After he died, his wife donated his papers to the New York Public Library, where it remains in their archives. The largely unknown collection offers a fascinating glimpse of Edwardian forensic pathology, written by the investigating physician himself.
The Mystery of the Murdered Madame, October 1905
In 1905, Dr. Scholer was reading his morning mail when he opened a disturbing letter. Written in spidery handwriting and signed cryptically from someone calling themselves “Justice,” it read:
Mrs. Margaretta Todd was murdered—she did not meet her death by accident. The crime was plotted in New York and carried out in Philadelphia, to which city she was lured.
Mrs. Margaretta Todd came from the moneyed Von Hoffman family. In her youth, she was said to be well acquainted with Parisian society, and known for her vibrant red hair and vivaciousness.

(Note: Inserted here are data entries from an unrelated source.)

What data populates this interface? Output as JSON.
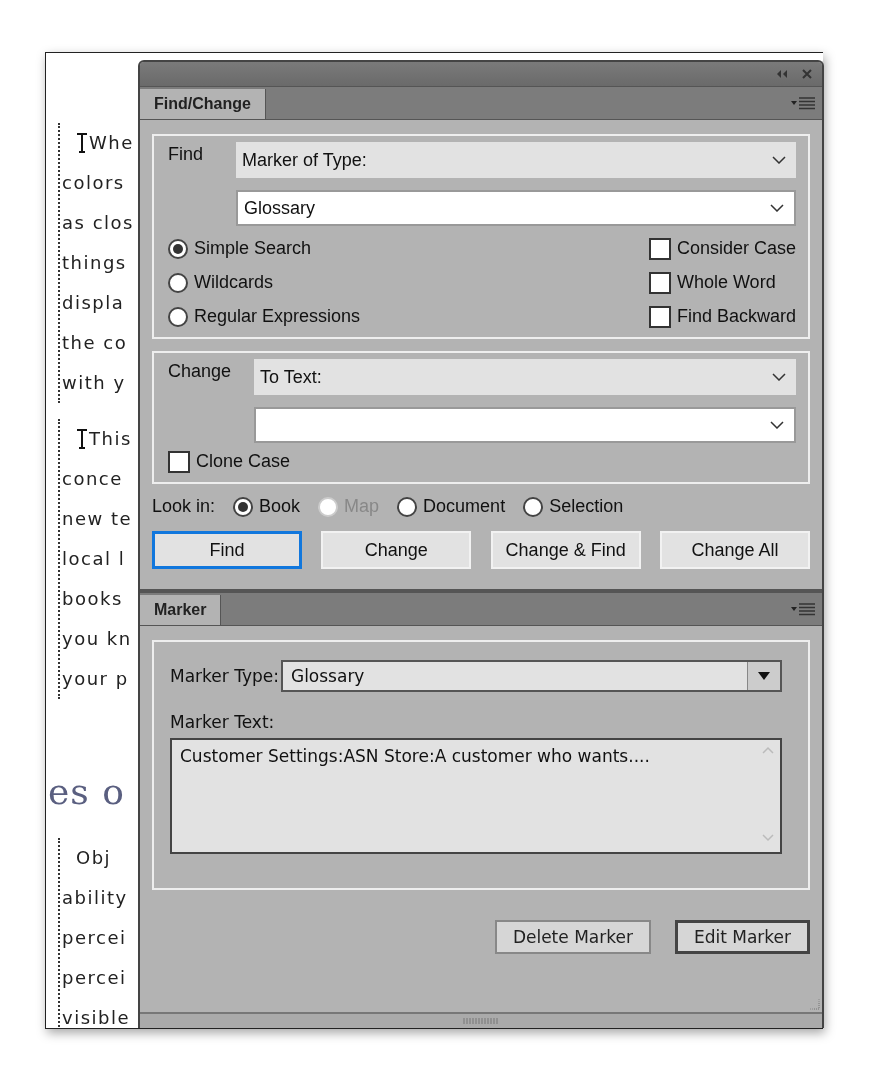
{
  "document": {
    "blocks": [
      {
        "kind": "text",
        "lines": [
          {
            "text": "Whe",
            "first": true
          },
          {
            "text": "colors",
            "first": false
          },
          {
            "text": "as clos",
            "first": false
          },
          {
            "text": "things",
            "first": false
          },
          {
            "text": "displa",
            "first": false
          },
          {
            "text": "the co",
            "first": false
          },
          {
            "text": "with y",
            "first": false
          }
        ]
      },
      {
        "kind": "text",
        "lines": [
          {
            "text": "This",
            "first": true
          },
          {
            "text": "conce",
            "first": false
          },
          {
            "text": "new te",
            "first": false
          },
          {
            "text": "local l",
            "first": false
          },
          {
            "text": "books",
            "first": false
          },
          {
            "text": "you kn",
            "first": false
          },
          {
            "text": "your p",
            "first": false
          }
        ]
      },
      {
        "kind": "heading",
        "text": "es o"
      },
      {
        "kind": "text",
        "lines": [
          {
            "text": "Obj",
            "first": true
          },
          {
            "text": "ability",
            "first": false
          },
          {
            "text": "percei",
            "first": false
          },
          {
            "text": "percei",
            "first": false
          },
          {
            "text": "visible",
            "first": false
          }
        ]
      }
    ]
  },
  "find_change": {
    "tab": {
      "label": "Find/Change",
      "selected": true
    },
    "find": {
      "label": "Find",
      "type": "Marker of Type:",
      "value": "Glossary",
      "modes": [
        {
          "label": "Simple Search",
          "selected": true
        },
        {
          "label": "Wildcards",
          "selected": false
        },
        {
          "label": "Regular Expressions",
          "selected": false
        }
      ],
      "options": [
        {
          "label": "Consider Case",
          "checked": false
        },
        {
          "label": "Whole Word",
          "checked": false
        },
        {
          "label": "Find Backward",
          "checked": false
        }
      ]
    },
    "change": {
      "label": "Change",
      "type": "To Text:",
      "clone_case": {
        "label": "Clone Case",
        "checked": false
      }
    },
    "look_in": {
      "label": "Look in:",
      "options": [
        {
          "label": "Book",
          "selected": true,
          "disabled": false
        },
        {
          "label": "Map",
          "selected": false,
          "disabled": true
        },
        {
          "label": "Document",
          "selected": false,
          "disabled": false
        },
        {
          "label": "Selection",
          "selected": false,
          "disabled": false
        }
      ]
    },
    "buttons": [
      {
        "label": "Find",
        "focused": true
      },
      {
        "label": "Change",
        "focused": false
      },
      {
        "label": "Change & Find",
        "focused": false
      },
      {
        "label": "Change All",
        "focused": false
      }
    ]
  },
  "marker": {
    "tab": {
      "label": "Marker",
      "selected": true
    },
    "type_label": "Marker Type:",
    "type": "Glossary",
    "text_label": "Marker Text:",
    "text": "Customer Settings:ASN Store:A customer who wants....",
    "buttons": [
      {
        "label": "Delete Marker",
        "default": false
      },
      {
        "label": "Edit Marker",
        "default": true
      }
    ]
  }
}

With her wealth, estimated to be worth around $1,000,000 in real estate and jewels, she built a lavish seven-story building in the heart of the old Tenderloin district on West 26th Street and rented out its apartments.
At the time of her suspicious death, Margaretta was 76 years old, according to the Pennsylvania coroner’s office. Who would want to murder his elderly woman, and how? The tip continued:
Upon arrival in Philadelphia, Mrs Todd was met and put into a carriage … she was a drinking woman. In the carriage she was given several drinks, dosed with knock-out drops. She was driven to Fairmount Park. When the drug had taken effect she was taken from the carriage led along the side of the railroad track and in the darkness hurled down a steep embankment right in front of an oncoming train.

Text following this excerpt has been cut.